This short but very moving novel is an early work by the Pulitzer
and Nobel prize-winning author Toni Morrison, first published in
1970. According to an Afterword by the author, at that time the
book was 'dismissed, trivialised, misread'. It is in fact a seminal
work of Black American culture, set in small town Ohio in 1941. The
story grew from an incident in Morrison's own life when a friend
told her she wanted blue eyes, and how when Morrison visualized how
grotesque her black friend would look if she got her wish, she fell
into a rage. She would not have known then to identify her friend's
wish as racial self-loathing, but in retrospect she sees that is
what it was.
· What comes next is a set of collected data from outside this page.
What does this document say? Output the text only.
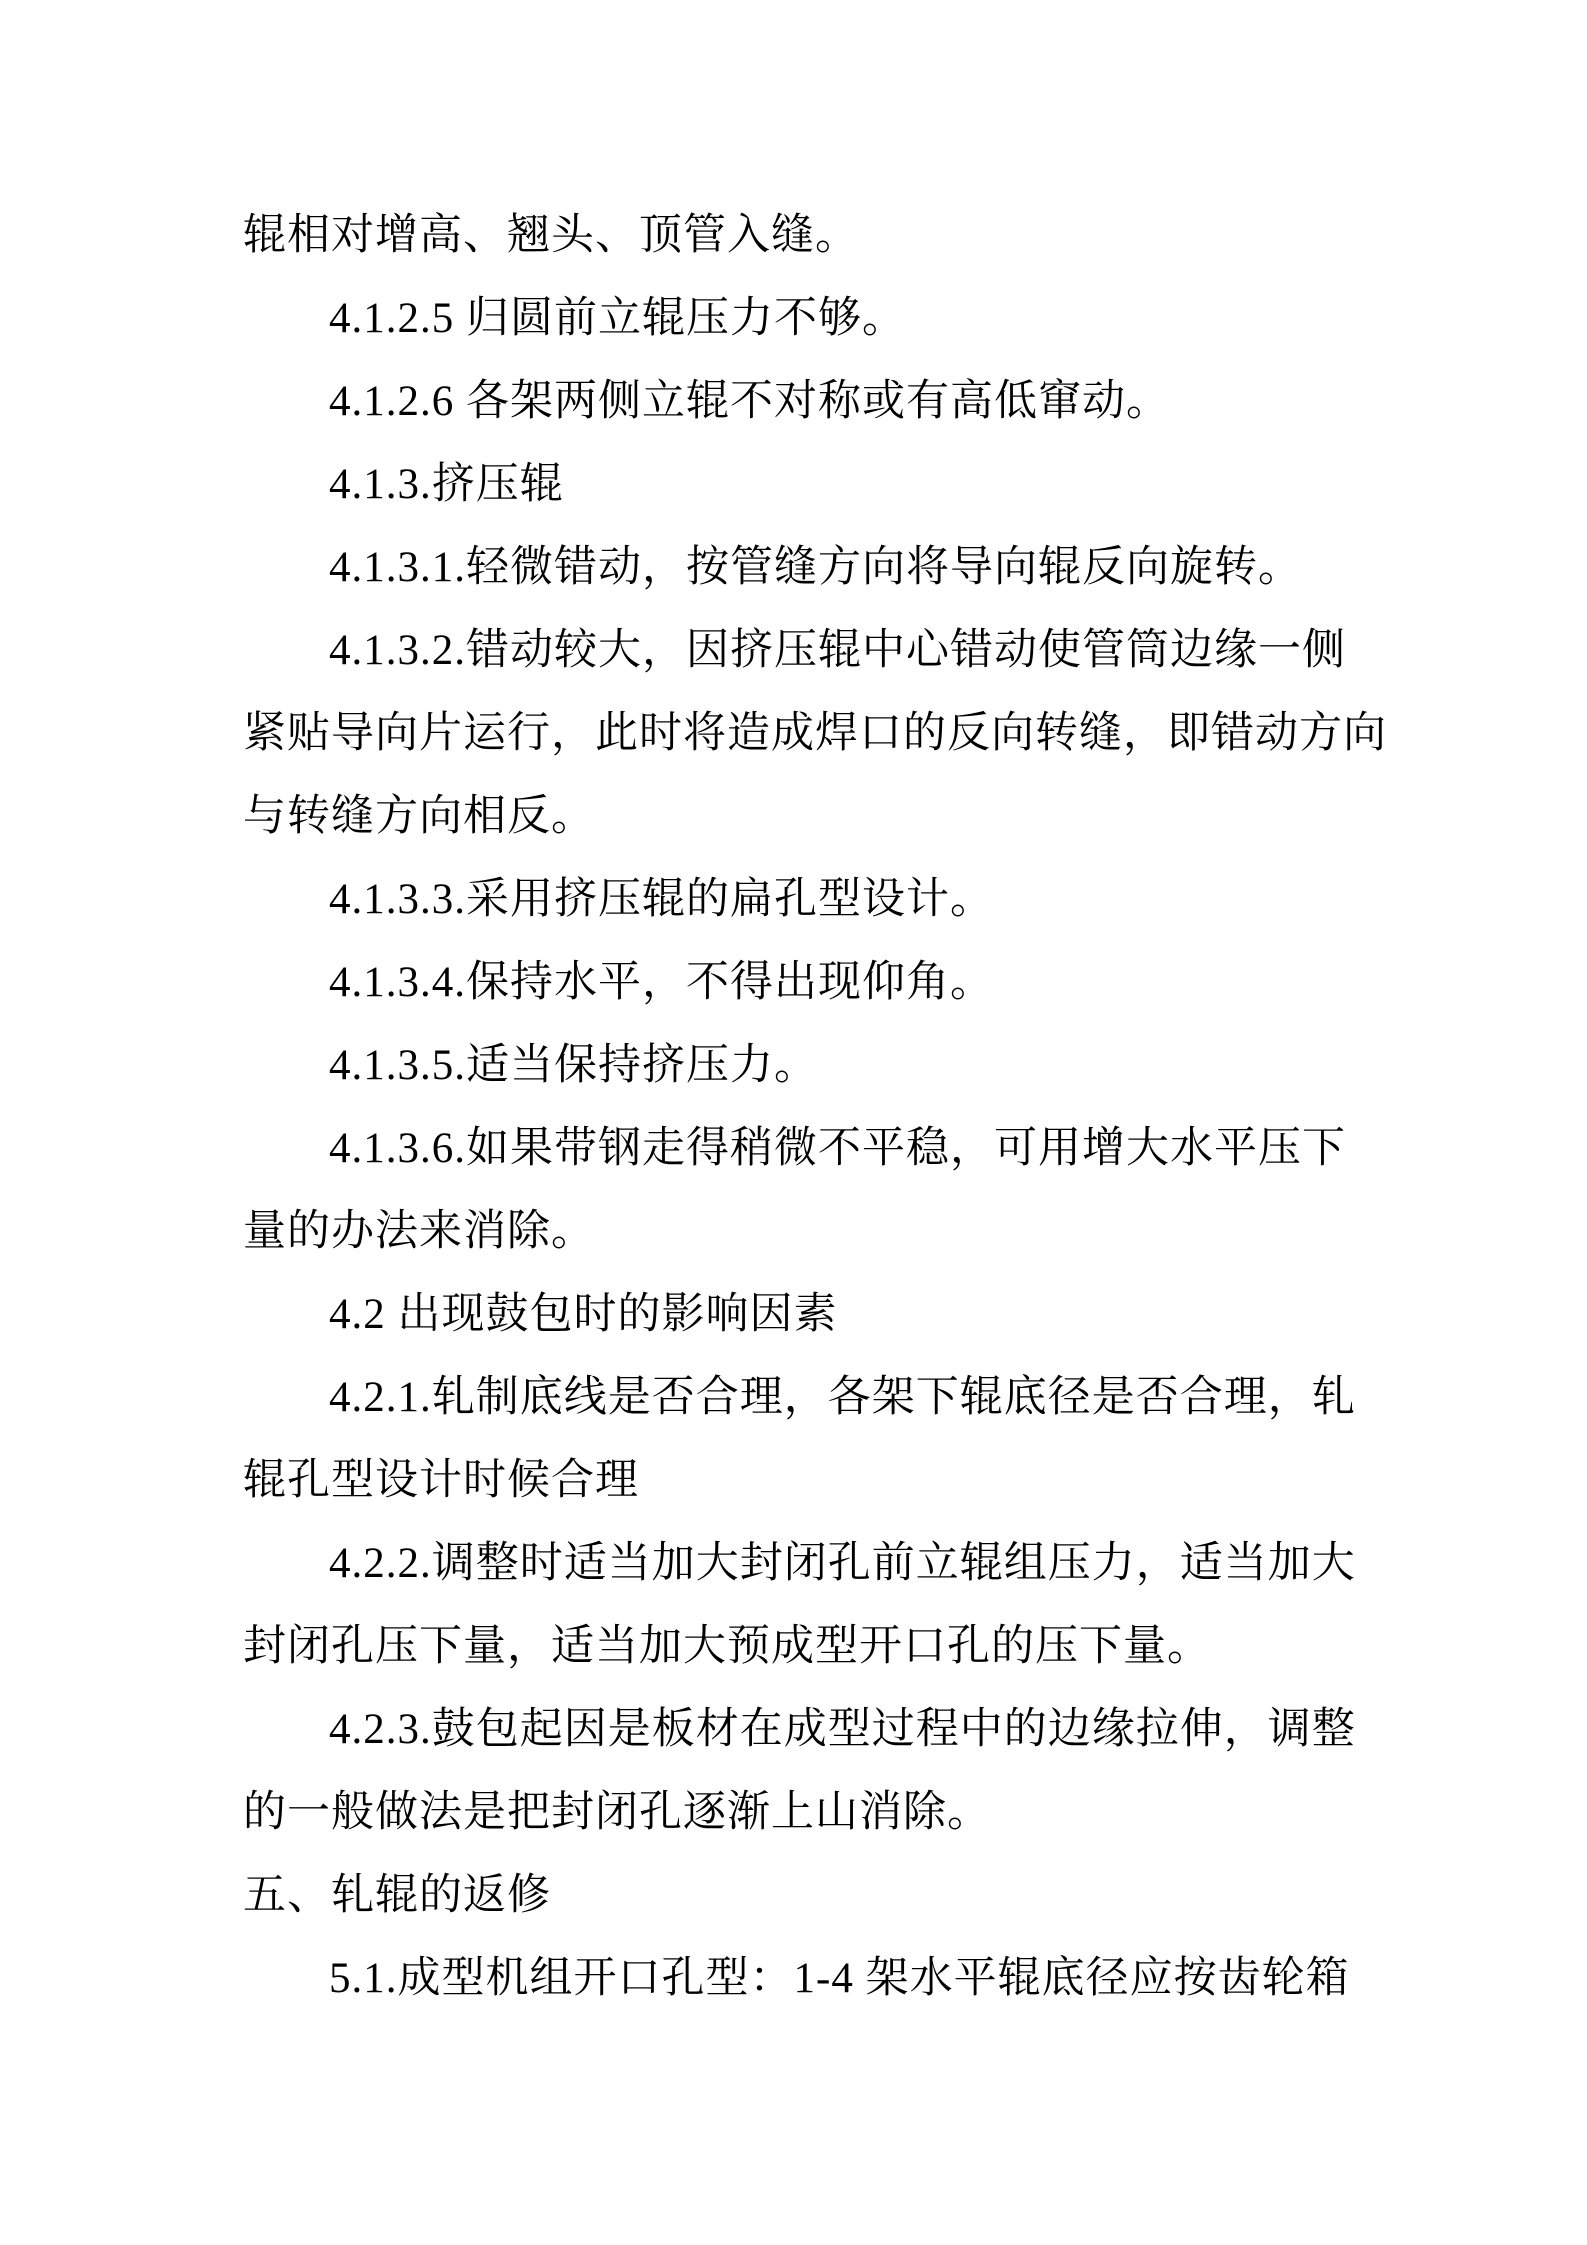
辊相对增高、翘头、顶管入缝。
4.1.2.5 归圆前立辊压力不够。
4.1.2.6 各架两侧立辊不对称或有高低窜动。
4.1.3.挤压辊
4.1.3.1.轻微错动，按管缝方向将导向辊反向旋转。
4.1.3.2.错动较大，因挤压辊中心错动使管筒边缘一侧
紧贴导向片运行，此时将造成焊口的反向转缝，即错动方向
与转缝方向相反。
4.1.3.3.采用挤压辊的扁孔型设计。
4.1.3.4.保持水平，不得出现仰角。
4.1.3.5.适当保持挤压力。
4.1.3.6.如果带钢走得稍微不平稳，可用增大水平压下
量的办法来消除。
4.2 出现鼓包时的影响因素
4.2.1.轧制底线是否合理，各架下辊底径是否合理，轧
辊孔型设计时候合理
4.2.2.调整时适当加大封闭孔前立辊组压力，适当加大
封闭孔压下量，适当加大预成型开口孔的压下量。
4.2.3.鼓包起因是板材在成型过程中的边缘拉伸，调整
的一般做法是把封闭孔逐渐上山消除。
五、轧辊的返修
5.1.成型机组开口孔型：1-4 架水平辊底径应按齿轮箱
The incident vividly illustrates the status quo before
the 'Black Power' movement of the sixties, and is the inspiration
behind the story narrated by Claudia McTeer, from a poor but
respectable family, who give a foster-home to a girl named Pecola
Breedlove who is about twelve, the same age as the narrator's elder
sister. Eventually it is revealed that Pecola's father, Cholly, has
raped his daughter, leaving her pregnant. Throguhout the narrative
Morrison's use of language and incident highlights the unfair and
arbitrary gap between the fortunes of black and white Americans.
(Kirkus UK)
The Bluest Eye chronicles the tragic, torn lives of a poor black family in 1940s Ohio: Pauline, Cholly, Sam and Pecola. Pecola, unlovely and unloved, prays each night for blue eyes like those of her privileged blond white schoolfellows. She becomes the focus of the mingled love and hatred engendered by her family's frailty and the world's cruelty as the novel moves toward a savage but poignant resolution.